Ainda que tal resultado final não obscureça o nível de litigiosidade anterior, o tempo de duração do processo e a complexidade da tramitação e das questões jurídicas que estavam em causa, trata-se de um elemento objetivo que necessariamente deve entrar na equação quando se pretenda valorizar o comportamento das partes e o facto de não ter existido necessidade de uma pronúncia sobre o mérito deste segundo recurso de revista.

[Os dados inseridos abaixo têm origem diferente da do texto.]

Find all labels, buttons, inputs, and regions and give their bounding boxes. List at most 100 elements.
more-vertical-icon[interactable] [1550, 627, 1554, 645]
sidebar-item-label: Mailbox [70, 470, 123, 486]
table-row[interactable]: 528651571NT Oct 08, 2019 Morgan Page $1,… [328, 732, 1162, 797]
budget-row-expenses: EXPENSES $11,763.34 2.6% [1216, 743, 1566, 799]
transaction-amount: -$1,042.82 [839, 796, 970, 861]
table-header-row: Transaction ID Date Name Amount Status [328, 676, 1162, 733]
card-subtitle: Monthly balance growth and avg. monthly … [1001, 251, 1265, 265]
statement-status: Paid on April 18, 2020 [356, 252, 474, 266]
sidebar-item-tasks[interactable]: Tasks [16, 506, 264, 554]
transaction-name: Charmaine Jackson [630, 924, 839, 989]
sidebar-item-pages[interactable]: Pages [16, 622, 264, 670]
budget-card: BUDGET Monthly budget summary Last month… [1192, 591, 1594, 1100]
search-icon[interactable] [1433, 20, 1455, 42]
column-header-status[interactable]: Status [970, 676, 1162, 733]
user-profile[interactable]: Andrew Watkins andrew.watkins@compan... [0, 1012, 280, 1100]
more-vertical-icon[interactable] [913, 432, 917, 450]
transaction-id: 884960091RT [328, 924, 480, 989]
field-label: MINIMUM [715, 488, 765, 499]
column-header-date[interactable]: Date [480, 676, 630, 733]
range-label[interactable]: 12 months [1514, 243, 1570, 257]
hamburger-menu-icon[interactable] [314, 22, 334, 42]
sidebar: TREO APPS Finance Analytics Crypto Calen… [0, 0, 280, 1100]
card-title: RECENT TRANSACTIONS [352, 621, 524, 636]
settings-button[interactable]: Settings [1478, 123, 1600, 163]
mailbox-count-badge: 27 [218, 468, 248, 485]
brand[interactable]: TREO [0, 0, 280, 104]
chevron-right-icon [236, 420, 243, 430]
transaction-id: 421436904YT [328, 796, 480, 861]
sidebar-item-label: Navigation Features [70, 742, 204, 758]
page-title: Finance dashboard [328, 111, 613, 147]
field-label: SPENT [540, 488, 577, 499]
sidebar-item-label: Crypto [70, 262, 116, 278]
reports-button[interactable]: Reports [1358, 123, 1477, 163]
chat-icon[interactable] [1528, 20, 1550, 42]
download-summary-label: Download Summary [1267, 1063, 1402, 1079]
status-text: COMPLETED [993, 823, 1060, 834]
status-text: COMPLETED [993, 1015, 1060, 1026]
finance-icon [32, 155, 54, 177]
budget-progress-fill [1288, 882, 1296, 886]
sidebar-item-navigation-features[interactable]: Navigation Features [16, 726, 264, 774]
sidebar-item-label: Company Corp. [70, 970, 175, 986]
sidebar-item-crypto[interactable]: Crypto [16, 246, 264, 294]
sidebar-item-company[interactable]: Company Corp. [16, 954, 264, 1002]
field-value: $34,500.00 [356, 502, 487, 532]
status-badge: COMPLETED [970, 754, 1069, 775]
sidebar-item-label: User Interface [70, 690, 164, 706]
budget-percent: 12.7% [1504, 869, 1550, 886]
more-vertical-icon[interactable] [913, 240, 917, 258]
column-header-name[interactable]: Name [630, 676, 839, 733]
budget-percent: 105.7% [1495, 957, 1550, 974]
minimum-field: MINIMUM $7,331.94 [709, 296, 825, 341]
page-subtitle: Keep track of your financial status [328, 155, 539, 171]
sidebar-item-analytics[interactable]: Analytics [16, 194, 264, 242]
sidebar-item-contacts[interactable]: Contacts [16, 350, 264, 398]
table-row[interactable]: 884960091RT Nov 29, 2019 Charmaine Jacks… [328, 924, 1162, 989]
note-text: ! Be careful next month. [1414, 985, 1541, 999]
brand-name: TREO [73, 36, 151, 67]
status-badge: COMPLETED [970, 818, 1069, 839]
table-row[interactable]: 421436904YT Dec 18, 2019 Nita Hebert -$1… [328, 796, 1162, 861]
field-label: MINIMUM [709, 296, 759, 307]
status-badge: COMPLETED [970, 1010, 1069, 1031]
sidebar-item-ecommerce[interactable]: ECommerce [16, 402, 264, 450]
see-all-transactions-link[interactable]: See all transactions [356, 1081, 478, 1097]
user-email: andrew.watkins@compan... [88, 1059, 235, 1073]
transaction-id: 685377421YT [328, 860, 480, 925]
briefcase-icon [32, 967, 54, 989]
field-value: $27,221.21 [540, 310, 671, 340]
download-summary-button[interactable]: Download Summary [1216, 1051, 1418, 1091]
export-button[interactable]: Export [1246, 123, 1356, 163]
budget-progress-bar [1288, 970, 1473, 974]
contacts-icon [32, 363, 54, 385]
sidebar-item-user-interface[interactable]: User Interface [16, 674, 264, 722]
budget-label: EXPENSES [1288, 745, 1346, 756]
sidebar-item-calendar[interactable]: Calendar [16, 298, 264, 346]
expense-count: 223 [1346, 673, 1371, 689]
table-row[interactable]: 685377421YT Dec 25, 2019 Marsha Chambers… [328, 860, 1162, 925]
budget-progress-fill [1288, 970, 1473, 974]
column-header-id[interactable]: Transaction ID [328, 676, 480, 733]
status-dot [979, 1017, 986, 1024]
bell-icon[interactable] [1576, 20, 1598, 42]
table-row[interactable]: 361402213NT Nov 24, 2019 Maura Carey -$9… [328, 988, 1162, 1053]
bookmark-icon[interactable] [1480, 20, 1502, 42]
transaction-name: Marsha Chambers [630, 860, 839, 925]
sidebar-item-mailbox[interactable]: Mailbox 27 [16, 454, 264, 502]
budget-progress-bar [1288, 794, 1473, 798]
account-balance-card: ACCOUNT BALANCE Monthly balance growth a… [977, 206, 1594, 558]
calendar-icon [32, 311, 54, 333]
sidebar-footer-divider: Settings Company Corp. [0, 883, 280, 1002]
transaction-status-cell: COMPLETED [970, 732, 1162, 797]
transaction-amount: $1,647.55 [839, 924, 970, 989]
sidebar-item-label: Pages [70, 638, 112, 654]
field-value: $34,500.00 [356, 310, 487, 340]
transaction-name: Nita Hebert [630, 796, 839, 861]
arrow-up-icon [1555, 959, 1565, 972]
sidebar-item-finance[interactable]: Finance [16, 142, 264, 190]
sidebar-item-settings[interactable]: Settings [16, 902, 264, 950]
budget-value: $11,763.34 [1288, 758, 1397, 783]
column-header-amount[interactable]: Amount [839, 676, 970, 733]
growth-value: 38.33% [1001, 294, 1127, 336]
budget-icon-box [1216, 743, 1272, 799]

Nesta medida, parece proporcionado, adequado e justo que se reduza a taxa de justiça remanescente em 50% no primeiro recurso de revista e em 75% neste segundo recurso de revista, ficando em dívida a parte restante de 50% no primeiro e de 25% no segundo.


10. Face ao exposto:

- Indefere-se o requerimento de ambas as partes no sentido da dispensa de pagamento de taxas de justiça remanescentes;

- Declara-se relativamente a cada uma das partes:

a) A manutenção da exigibilidade das taxas remanescentes na 1ª instância;

b) A redução em 40% das taxas de justiça remanescentes na Relação

e

c) A redução em 50% e em 75%, respetivamente, das taxas de justiça remanescentes no primeiro e no segundo recurso de revista.

Notifique.


Lisboa, 20-12-21


Abrantes Geraldes (relator)

_______

[1] O legislador acabou por recuperar uma solução que já constara do art. 27º do anterior CCJ, no qual se previa que “nas causas de valor superior a € 250.000,00 não é considerado o excesso para efeito do cálculo do montante da taxa de justiça inicial e subsequente”, “sendo o remanescente considerado na conta a final” (nºs 1 e 2). Mais se prescrevia que “se a especificidade da situação o justificar, pode o juiz, de forma fundamentada e atendendo, designadamente, à complexidade da causa e à conduta processual das partes, dispensar o pagamento do remanescente” (nº 3). Previa-se ainda no nº 4 que “quando o processo termine antes de concluída a fase de discussão e julgamento da causa não há lugar ao pagamento do remanescente”.
[2] No Ac. do Trib. Const. nº 421/2013, foi julgado inconstitucional a norma do art. 6º, na versão emergente do Dec. Lei nº 52/11, de 13-4, conjugada com a Tabela I-A, “quando interpretada no sentido de que o montante da taxa de justiça é definido em função do valor da ação, sem qualquer limite máximo, não permitindo ao tribunal que reduza o montante da taxa de justiça devida no caso concreto, tendo em conta, designadamente, a complexidade do processo e o carácter manifestamente desproporcional do montante exigido a esse título”.
[3] Já depois disso, considerou-se que o novo preceito não estava ferido de inconstitucionalidade num caso em que, apesar de o réu ter sido absolvido da instância, a reconvenção foi julgada parcialmente procedente, verificando-se, assim, que o seu vencimento era meramente parcial – Ac. do Trib. Const. nº 116/2020.